Schleswig-Holstein question
I really wouldn’t have bet on One Hyde Park, the Candy brothers’ monstrously opulent Knightsbridge apartment complex, reaching completion without a financial crisis. But apparently it has done so. At least 50 of its 86 apartments have been sold, the fanciest penthouse having fetched a world record £140 million. The development, which was backed by the prime minister of Qatar, is about to repay more than £900 million to the banks that refinanced it in October 2007 in the teeth of the global credit storm.
What was notable about the refinancing is that it involved a consortium of German banks which you might think had no business whatever to be lending their depositors’ money against highly speculative London real estate — any more than they should have been dabbling in US subprime paper, which many German institutions also did to their cost and regret. What possessed them? You might well ask — particularly if you’re a German saver — and indeed we might label this the modern Schleswig-Holstein question, since lenders to One Hyde Park included the landesbanks (state-backed regional savings banks) of those historic duchies as well as of Hessen and Hamburg. And by coming to the table when they did, they allowed Bank of Scotland, the wildest of our native British lenders, to get out. If even the big gamblers from Edinburgh didn’t fancy it, the game must have looked very risky indeed.
So the good burghers of north Germany can raise a glass of schnapps to Nick and Christian Candy for steering the project to a satisfactory conclusion against the odds. And the rest of us can take note that — non-dom levies, banker-bashing and general gloom notwithstanding — there is still remarkably buoyant demand at the fantasy end of the London residential market.
Fill your coal cellar
The smart investor’s response to the Queensland floods is to stockpile coal — needed for steel-making — because its price is soaring in response to the disruption of Australian mines that account for two thirds of global supply. Nat Rothschild, the party-loving friend of oligarchs and Cabinet ministers, seems to have got ahead of the game by investing $180 million of his pocket money in of one of the world’s biggest coal mines, deep in the jungles of Borneo.
So I’m wondering if he’d care to advise us all on the less obvious question of what to buy or sell in response to the Tunisian revolution.
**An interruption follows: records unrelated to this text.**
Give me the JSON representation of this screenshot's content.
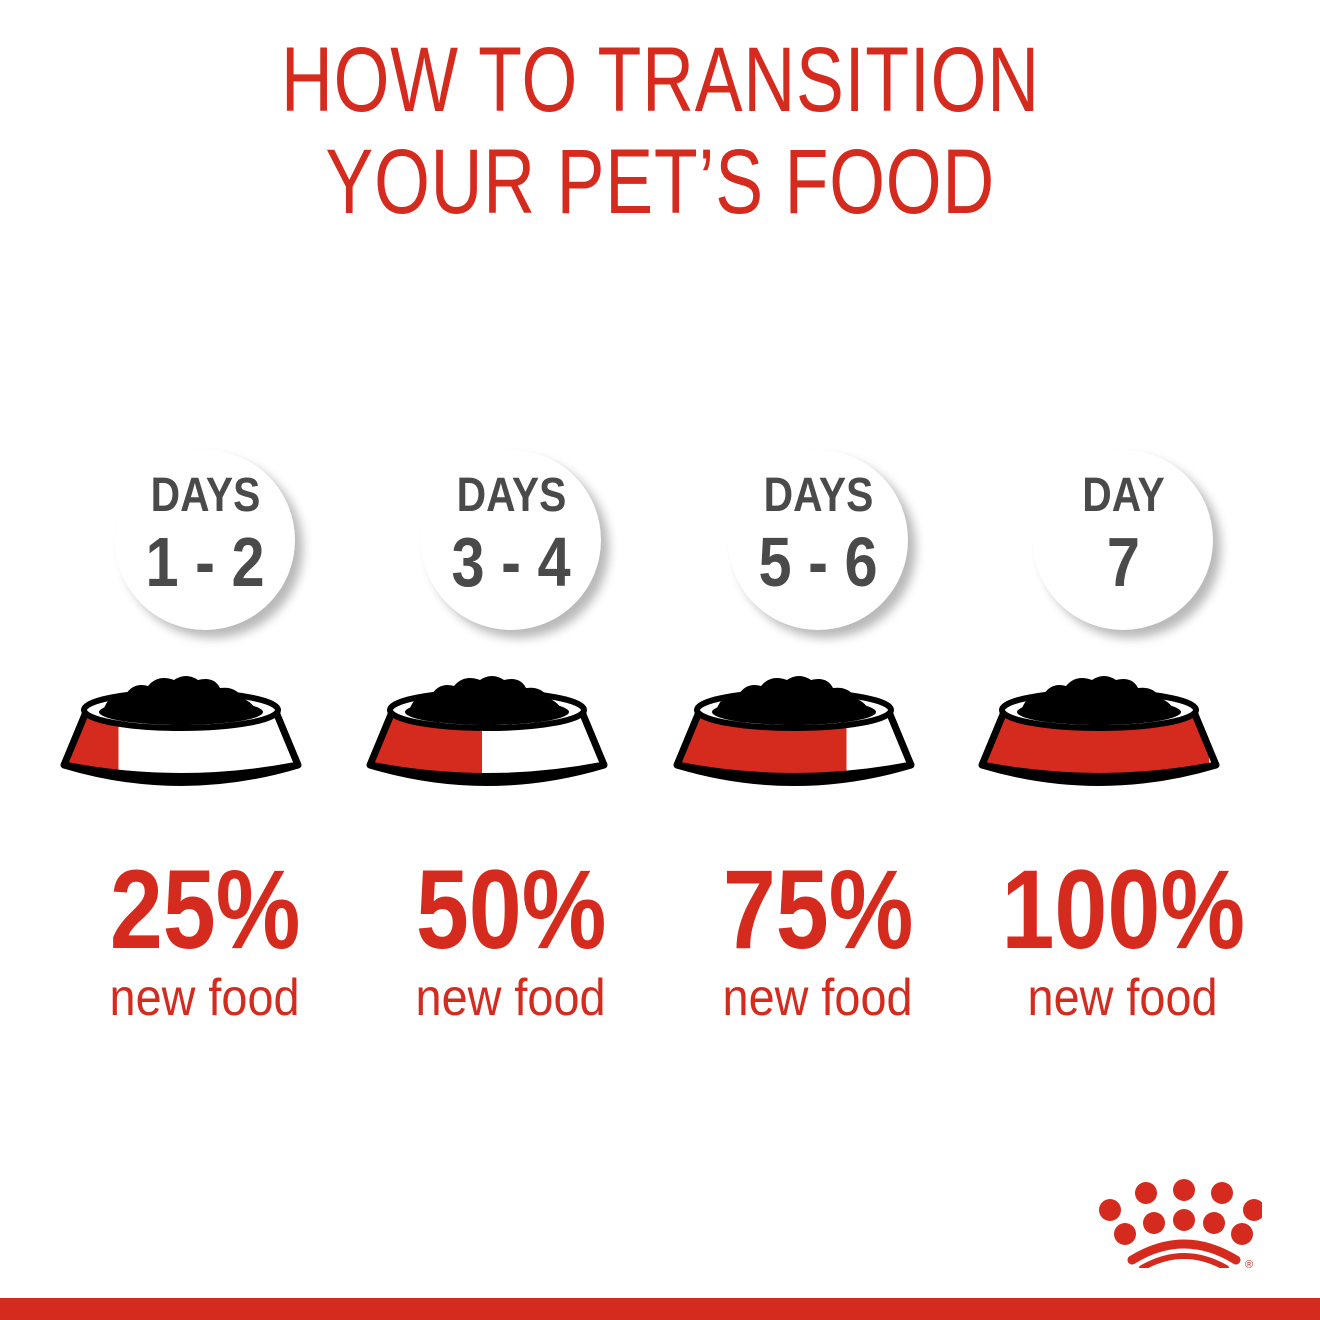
{
  "title": {
    "line1": "HOW TO TRANSITION",
    "line2": "YOUR PET’S FOOD"
  },
  "steps": [
    {
      "label": "DAYS",
      "range": "1 - 2",
      "percent": "25%",
      "fraction": 0.25,
      "caption": "new food"
    },
    {
      "label": "DAYS",
      "range": "3 - 4",
      "percent": "50%",
      "fraction": 0.5,
      "caption": "new food"
    },
    {
      "label": "DAYS",
      "range": "5 - 6",
      "percent": "75%",
      "fraction": 0.75,
      "caption": "new food"
    },
    {
      "label": "DAY",
      "range": "7",
      "percent": "100%",
      "fraction": 1.0,
      "caption": "new food"
    }
  ],
  "logo": {
    "brand_mark": "crown-logo",
    "registered": "®"
  },
  "colors": {
    "brand_red": "#d52b1e",
    "text_gray": "#4a4a4a",
    "bowl_outline": "#000000"
  }
}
The only idea I can offer so far comes from another suave young Englishman of my acquaintance, who might have stepped straight out of the pages of Evelyn Waugh and would have been a wonderful contestant on that old game show What’s My Line? He’s a travelling salesman — of bespoke medals, orders of chivalry and dress uniforms for dictators and their entourages all over the Africa continent. ‘Aren’t coups d’état a bit of a hazard?’ I asked. ‘Oh not at all, they’re terrifically good for business.’